The second outcome of this study consisted of some breastfeeding-related outcomes and maternal outcomes; namely, the time of rooting reflex occurrence, the initiation time and duration of first breastfeeding, the number of successful first breastfeeding, the time when formula milk is first served, the total amount of formula milk given before discharge, the number of breastfeeding within the first day after birth, the feeding pattern before discharge, the duration of the third stage of labour, the postpartum blood loss within 2 h after birth, and the pain and anxiety of the woman after birth. Data on the duration of the third stage of labour and the postpartum blood loss within 2 h after birth were retrieved from hospital case record files. The woman’s pain was evaluated by means of the Visual Analogue Scale (VAS) [21] at 30 min, 60 min, and 120 min after birth. Anxiety was evaluated by the state form of the State-Trait Anxiety Inventory (STAI-S) [22] at 120 min after birth. Other variables were recorded by data collectors. Additionally, the 4-item Infant Breast Feeding Assessment Tool (IBFAT) [18] was used to assess the success of the first breastfeeding by data collectors. The total score of IBFAT ranges from 0 to 12, with 10–12 being the scores for vigorous and effective breastfeeding. The Breastfeeding Self-efficacy Scale Short Form (BSES-SF) [23] was used to assess the confidence of women to breastfeed before discharge from the hospital, with a higher BSES-SE score indicating stronger breastfeeding self-efficacy.

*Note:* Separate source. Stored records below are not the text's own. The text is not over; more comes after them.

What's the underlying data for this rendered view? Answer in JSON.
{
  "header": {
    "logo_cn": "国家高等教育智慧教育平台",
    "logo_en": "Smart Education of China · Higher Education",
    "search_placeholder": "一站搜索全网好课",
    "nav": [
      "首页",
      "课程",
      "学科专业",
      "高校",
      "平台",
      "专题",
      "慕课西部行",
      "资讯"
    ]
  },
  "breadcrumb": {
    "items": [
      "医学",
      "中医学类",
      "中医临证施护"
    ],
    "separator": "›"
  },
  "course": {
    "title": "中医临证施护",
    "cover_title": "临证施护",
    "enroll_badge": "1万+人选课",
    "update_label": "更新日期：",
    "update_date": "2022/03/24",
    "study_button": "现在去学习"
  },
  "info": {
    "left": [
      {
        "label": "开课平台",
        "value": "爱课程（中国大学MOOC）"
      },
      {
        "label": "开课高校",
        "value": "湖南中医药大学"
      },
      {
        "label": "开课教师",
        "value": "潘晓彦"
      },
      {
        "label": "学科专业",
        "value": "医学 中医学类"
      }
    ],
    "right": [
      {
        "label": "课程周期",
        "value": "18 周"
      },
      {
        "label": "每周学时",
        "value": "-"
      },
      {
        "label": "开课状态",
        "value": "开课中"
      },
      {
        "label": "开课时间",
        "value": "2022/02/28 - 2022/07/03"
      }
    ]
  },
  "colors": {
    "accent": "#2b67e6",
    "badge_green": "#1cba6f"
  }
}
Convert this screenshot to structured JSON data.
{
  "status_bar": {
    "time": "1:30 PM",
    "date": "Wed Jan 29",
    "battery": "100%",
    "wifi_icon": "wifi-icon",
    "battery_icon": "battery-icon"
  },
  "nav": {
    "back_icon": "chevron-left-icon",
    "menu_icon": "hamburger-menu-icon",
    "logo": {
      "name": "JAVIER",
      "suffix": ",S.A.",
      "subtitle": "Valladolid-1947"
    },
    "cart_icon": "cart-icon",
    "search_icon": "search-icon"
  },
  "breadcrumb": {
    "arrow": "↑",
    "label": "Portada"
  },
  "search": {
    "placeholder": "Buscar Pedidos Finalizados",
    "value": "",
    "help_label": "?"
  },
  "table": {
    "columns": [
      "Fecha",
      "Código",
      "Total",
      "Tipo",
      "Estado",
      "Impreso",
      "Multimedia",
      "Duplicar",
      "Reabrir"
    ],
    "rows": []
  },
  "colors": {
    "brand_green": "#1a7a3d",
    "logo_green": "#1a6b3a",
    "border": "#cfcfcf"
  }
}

The data collectors were all women with medical educational background. Before the study, data collectors received the methods for collecting data by researchers. They were permitted to enter the ward to collect data by both the participants and the ethnic committee of hospitals.
Sample size
PASS version 15.0 was used to calculate the sample size. We estimated the sample size based on the primary outcome of this study, which is the incidence of early breastfeeding initiation. The results of the pilot study showed that the incidence of early breastfeeding initiation were 77.8% and 44.4% in the intervention group and the control group, respectively. Hence, a sample size of 100 participants would be required (α = 0.05, β = 0.1) [10]. Considering that the drop-out rate was 10%, the minimum sample size needed was 110 participants, with 55 participants in each group. To reduce sampling error [24], we include all pregnant women who met the inclusion criteria in the study during the recruitment phase.
Blinding
The current study was a single-blinded trial. It was impossible to blind the midwives and data collectors in the delivery rooms because midwives were responsible for implementing EENC or routine birth care and data collectors were responsible for assessing and recording. Hence, only participants were blinded.
Statistical methods
SPSS version 25.0 was used to analyse the data. The smallest unit that is being analyzed to assess intervention effects was the group. The mean ± standard deviation (SD) and median (interquartile range, IQR) were used to describe continuous data, and t test and Mann–Whitney U test were used to identify the differences. The number (n) and percentage (%) were used to describe categorical data, and the chi-square test and Fisher’s exact test were used to identify differences.